La préparation de la saison 2018 bat son plein et après trois jours de tests sur le tracé de Sepang s’annoncent autant de journées de labeur sur l’inédit circuit de Buriram en Thaïlande. Pour certains, comme Honda et Ducati, il s’agira de poursuivre sur la lancée 2017 tandis que pour d’autres, il faudra oublier la dernière campagne en retrouvant ses bases. C’est ainsi le cas de Yamaha qui travaille sur un châssis 2016 pour fignoler celui de ce millésime. La version 2017 de la M1 était-elle donc à ce point mauvaise ? Le pilote d’essai Ducati Casey Stoner a comme un doute et pointe aussi du doigt ses pilotes officiels…
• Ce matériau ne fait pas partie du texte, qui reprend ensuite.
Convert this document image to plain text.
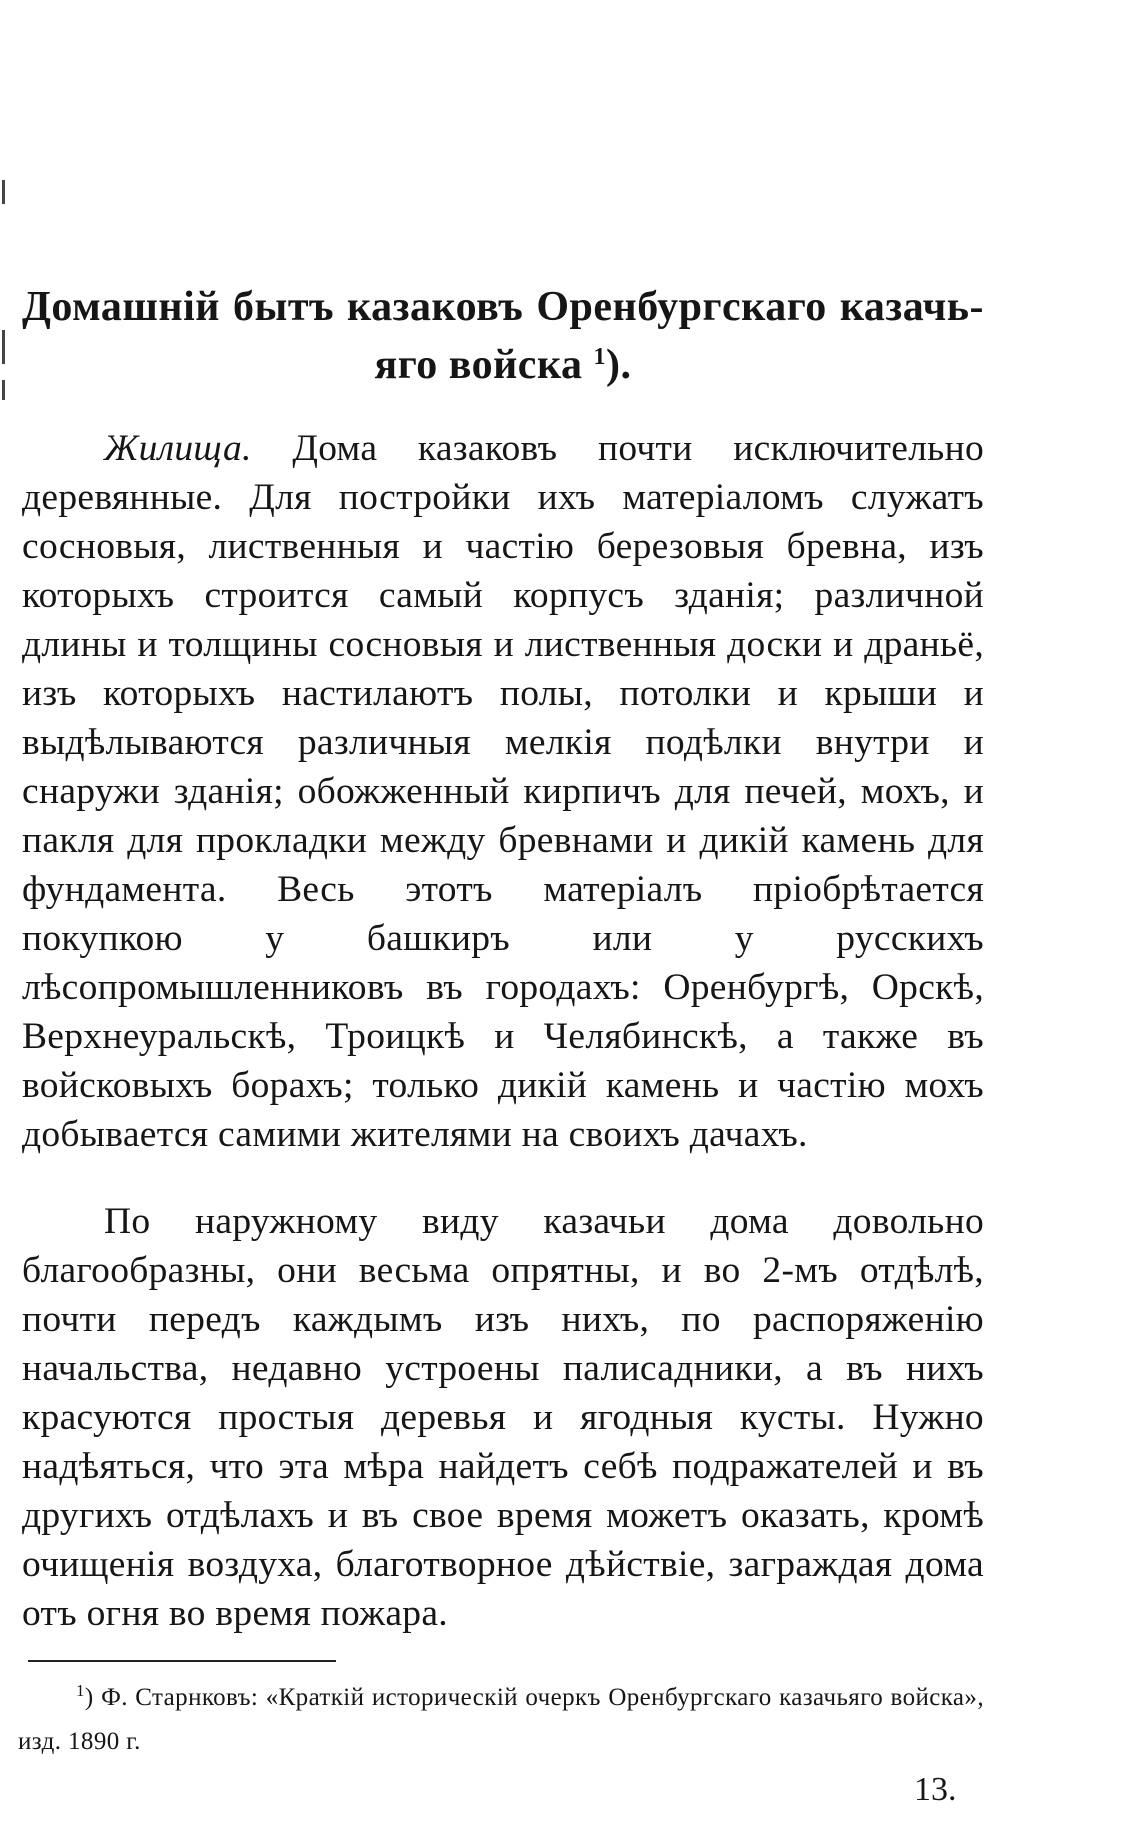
Домашній бытъ казаковъ Оренбургскаго казачь-
яго войска $^1$).

Жилища. Дома казаковъ почти исключительно деревянные. Для постройки ихъ матеріаломъ служатъ сосновыя, лиственныя и частію березовыя бревна, изъ которыхъ строится самый корпусъ зданія; различной длины и толщины сосновыя и лиственныя доски и драньё, изъ которыхъ настилаютъ полы, потолки и крыши и выдѣлываются различныя мелкія подѣлки внутри и снаружи зданія; обожженный кирпичъ для печей, мохъ, и пакля для прокладки между бревнами и дикій камень для фундамента. Весь этотъ матеріалъ пріобрѣтается покупкою у башкиръ или у русскихъ лѣсопромышленниковъ въ городахъ: Оренбургѣ, Орскѣ, Верхнеуральскѣ, Троицкѣ и Челябинскѣ, а также въ войсковыхъ борахъ; только дикій камень и частію мохъ добывается самими жителями на своихъ дачахъ.

По наружному виду казачьи дома довольно благообразны, они весьма опрятны, и во 2-мъ отдѣлѣ, почти передъ каждымъ изъ нихъ, по распоряженію начальства, недавно устроены палисадники, а въ нихъ красуются простыя деревья и ягодныя кусты. Нужно надѣяться, что эта мѣра найдетъ себѣ подражателей и въ другихъ отдѣлахъ и въ свое время можетъ оказать, кромѣ очищенія воздуха, благотворное дѣйствіе, заграждая дома отъ огня во время пожара.

$^1$) Ф. Старнковъ: «Краткій историческій очеркъ Оренбургскаго казачьяго войска», изд. 1890 г.

13.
Il faut dire que le cas Yamaha en 2017 relève du mystère. Jamais la firme d’Iwata nous avait montré autant d’incertitudes à ce niveau. Tout avait pourtant bien commencé avec une intersaison dominée par une nouvelle recrue Viñales qui raflait trois des cinq premiers Grands Prix. L’espagnol a compté jusqu’à 26 points d’avance en tête du classement général. Puis tout s’est comme arrêté net.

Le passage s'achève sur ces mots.